Jews in Hebron are willing to risk present dangers because acquiescence is nothing more than a reward for terrorism. Arab terror seeks to expel us from our homes, using murder as a means to an end. However, “our homes” include not only those in Hebron but also in Jerusalem, Tel Aviv and Haifa. New Palestinian textbooks contain maps of “Palestine” that include the entire state of Israel.

Eviction from Hebron, the first Jewish city in Israel, would be tantamount to the removal of Americans from Boston or Philadelphia upon terrorist demands. Except, of course, that American history is less than 250 years old; Jewish history in Hebron is more than 3,700 years old. Hebron, home of Abraham, is not just the place where Judaism got its start. It is the source of monotheism in the world.
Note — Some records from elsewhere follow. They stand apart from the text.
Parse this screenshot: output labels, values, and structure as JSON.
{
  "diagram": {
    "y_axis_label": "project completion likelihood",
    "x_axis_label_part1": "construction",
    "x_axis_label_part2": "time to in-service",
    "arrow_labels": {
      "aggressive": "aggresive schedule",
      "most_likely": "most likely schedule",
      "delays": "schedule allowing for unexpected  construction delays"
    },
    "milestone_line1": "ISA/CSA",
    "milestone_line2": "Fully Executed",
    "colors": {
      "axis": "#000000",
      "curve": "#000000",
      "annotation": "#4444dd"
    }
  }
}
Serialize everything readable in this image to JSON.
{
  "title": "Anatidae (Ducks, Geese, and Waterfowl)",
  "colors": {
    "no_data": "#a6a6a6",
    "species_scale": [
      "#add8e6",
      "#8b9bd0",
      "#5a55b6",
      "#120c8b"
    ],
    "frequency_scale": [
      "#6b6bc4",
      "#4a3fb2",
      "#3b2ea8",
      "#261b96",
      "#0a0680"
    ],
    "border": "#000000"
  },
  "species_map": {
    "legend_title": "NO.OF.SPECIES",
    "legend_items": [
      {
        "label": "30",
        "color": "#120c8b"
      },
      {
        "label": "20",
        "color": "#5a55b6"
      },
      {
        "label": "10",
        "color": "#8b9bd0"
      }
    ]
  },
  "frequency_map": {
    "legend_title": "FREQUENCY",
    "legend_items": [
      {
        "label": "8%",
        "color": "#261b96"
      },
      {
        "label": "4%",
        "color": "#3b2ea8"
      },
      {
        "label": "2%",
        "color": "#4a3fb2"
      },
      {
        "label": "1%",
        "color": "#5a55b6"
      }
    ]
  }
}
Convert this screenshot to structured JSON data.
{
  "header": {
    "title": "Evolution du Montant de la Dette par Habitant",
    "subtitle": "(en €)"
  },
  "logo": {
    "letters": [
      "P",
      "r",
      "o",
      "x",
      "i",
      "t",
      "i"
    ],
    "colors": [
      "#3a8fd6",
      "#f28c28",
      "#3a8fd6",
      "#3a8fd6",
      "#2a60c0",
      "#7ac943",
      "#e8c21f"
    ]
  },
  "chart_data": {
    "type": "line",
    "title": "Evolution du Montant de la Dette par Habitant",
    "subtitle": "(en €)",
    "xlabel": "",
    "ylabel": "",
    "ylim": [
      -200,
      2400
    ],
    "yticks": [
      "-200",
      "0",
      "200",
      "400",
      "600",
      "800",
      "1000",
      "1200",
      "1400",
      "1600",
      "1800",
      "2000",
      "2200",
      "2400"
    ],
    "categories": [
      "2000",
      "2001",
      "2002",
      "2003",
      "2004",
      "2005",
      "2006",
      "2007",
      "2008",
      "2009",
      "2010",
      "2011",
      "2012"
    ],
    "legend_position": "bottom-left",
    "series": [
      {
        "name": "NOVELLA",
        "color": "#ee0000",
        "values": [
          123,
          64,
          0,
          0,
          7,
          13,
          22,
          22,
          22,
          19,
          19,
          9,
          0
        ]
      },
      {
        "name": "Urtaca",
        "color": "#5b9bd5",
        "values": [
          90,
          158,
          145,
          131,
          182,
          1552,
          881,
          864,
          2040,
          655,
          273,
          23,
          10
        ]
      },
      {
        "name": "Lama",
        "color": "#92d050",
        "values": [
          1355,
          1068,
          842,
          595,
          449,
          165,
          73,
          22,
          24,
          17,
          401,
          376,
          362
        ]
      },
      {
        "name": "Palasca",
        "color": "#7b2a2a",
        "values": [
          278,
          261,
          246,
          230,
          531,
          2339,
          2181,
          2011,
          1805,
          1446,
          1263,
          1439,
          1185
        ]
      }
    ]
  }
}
Jewish people in Israel and around the world support a strong, vibrant Jewish presence in Hebron. We do not expect an Israeli government to attempt to follow in the footsteps of the British and expel Jews from the city. In any case, we would never abandon our homes.

Besides which, why should the state of Israel be forced to chop off its roots to appease Arab terror? We know the result of eradicating the roots of a tree. God forbid that Israel should suffer such a fate.

David Wilder is a spokesman for Hebron’s Jewish community.